Seus interrogadores sabiam que ela trabalhava com voluntários que traziam ajuda do território controlado pela Ucrânia para civis em Kherson. Eles exigiram que ela filmasse um vídeo de propaganda e distribuísse suprimentos em nome do Rússia Unida, o partido político governante do presidente Vladimir V. Putin.
Outro ativista, Andriy, 35, foi detido por cinco dias em agosto. Os ocupantes russos o acusaram de ajudar guerrilheiros clandestinos e exigiram que ele entregasse seus amigos e conhecidos.
“Eles dão choques elétricos e depois você descansa”, disse ele. “Recuperando-se, eles batem em você com cassetetes ou punhos.” Os hematomas em suas costas formavam um Z, um símbolo dos combatentes russos na Ucrânia, disse ele. Os choques elétricos nos lóbulos de suas orelhas o deixaram inconsciente. Os choques em seus órgãos genitais ainda causam dor quatro meses depois.
A semelhança das evidências e relatos nas cidades, descrevendo métodos de tortura, interrogatórios e oficiais da principal agência de inteligência da Rússia, a FSB, convenceu os promotores ucranianos de que os abusos podem ser atribuídos à liderança russa.

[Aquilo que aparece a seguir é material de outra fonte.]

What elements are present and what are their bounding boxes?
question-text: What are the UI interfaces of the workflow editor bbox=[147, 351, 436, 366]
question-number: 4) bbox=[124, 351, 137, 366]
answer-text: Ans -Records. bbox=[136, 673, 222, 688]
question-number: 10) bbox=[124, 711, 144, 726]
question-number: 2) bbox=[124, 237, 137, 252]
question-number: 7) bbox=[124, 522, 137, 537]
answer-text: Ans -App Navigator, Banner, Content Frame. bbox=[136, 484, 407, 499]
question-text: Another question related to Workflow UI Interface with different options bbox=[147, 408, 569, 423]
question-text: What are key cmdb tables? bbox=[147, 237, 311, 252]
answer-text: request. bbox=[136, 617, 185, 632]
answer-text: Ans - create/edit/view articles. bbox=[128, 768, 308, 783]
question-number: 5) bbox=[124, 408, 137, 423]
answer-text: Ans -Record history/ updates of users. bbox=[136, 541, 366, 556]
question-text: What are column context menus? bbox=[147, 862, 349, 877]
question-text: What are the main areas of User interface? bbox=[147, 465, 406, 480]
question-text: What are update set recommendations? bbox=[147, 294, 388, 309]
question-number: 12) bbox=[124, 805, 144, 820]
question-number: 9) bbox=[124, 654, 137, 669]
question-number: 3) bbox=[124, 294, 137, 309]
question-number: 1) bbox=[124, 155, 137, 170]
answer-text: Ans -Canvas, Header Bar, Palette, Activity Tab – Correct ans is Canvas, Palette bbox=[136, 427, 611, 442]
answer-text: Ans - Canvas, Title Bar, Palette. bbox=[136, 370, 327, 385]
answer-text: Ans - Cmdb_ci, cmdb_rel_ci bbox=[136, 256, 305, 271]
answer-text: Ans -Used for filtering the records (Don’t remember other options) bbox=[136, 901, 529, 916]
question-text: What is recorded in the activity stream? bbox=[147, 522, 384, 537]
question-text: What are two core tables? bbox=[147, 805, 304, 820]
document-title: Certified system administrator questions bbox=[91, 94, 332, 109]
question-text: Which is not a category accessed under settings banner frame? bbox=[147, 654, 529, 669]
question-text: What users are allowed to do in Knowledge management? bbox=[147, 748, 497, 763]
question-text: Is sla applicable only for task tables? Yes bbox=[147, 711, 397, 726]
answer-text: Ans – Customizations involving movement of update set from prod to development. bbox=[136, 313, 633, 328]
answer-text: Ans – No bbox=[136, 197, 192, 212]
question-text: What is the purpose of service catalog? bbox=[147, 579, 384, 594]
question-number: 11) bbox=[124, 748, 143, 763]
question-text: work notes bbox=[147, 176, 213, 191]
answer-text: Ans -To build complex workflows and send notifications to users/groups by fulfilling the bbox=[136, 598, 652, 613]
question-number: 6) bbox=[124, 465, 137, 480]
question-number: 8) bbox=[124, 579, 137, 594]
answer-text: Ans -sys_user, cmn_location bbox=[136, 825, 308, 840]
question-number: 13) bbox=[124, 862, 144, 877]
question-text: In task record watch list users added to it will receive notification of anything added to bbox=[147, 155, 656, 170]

“Não pode ser que um soldado tenha feito isso sem ordem”, disse Didenko. O FSB “veio com eficiência, conhecendo o trabalho, torturou todo mundo na genitália”, disse ela. “É certamente um sistema.”
Muitos ucranianos e seus apoiadores dizem acreditar que a Rússia pretende esmagar o espírito de resistência da Ucrânia e destruir sua sociedade.
“Faz parte de um genocídio”, disse Didenko, “mas para provarmos isso, precisamos de tempo”.
Kateryna Lachina contribuiu com reportagens de Kherson, Ucrânia e Oleksandr Chubko de Kyiv, Ucrânia.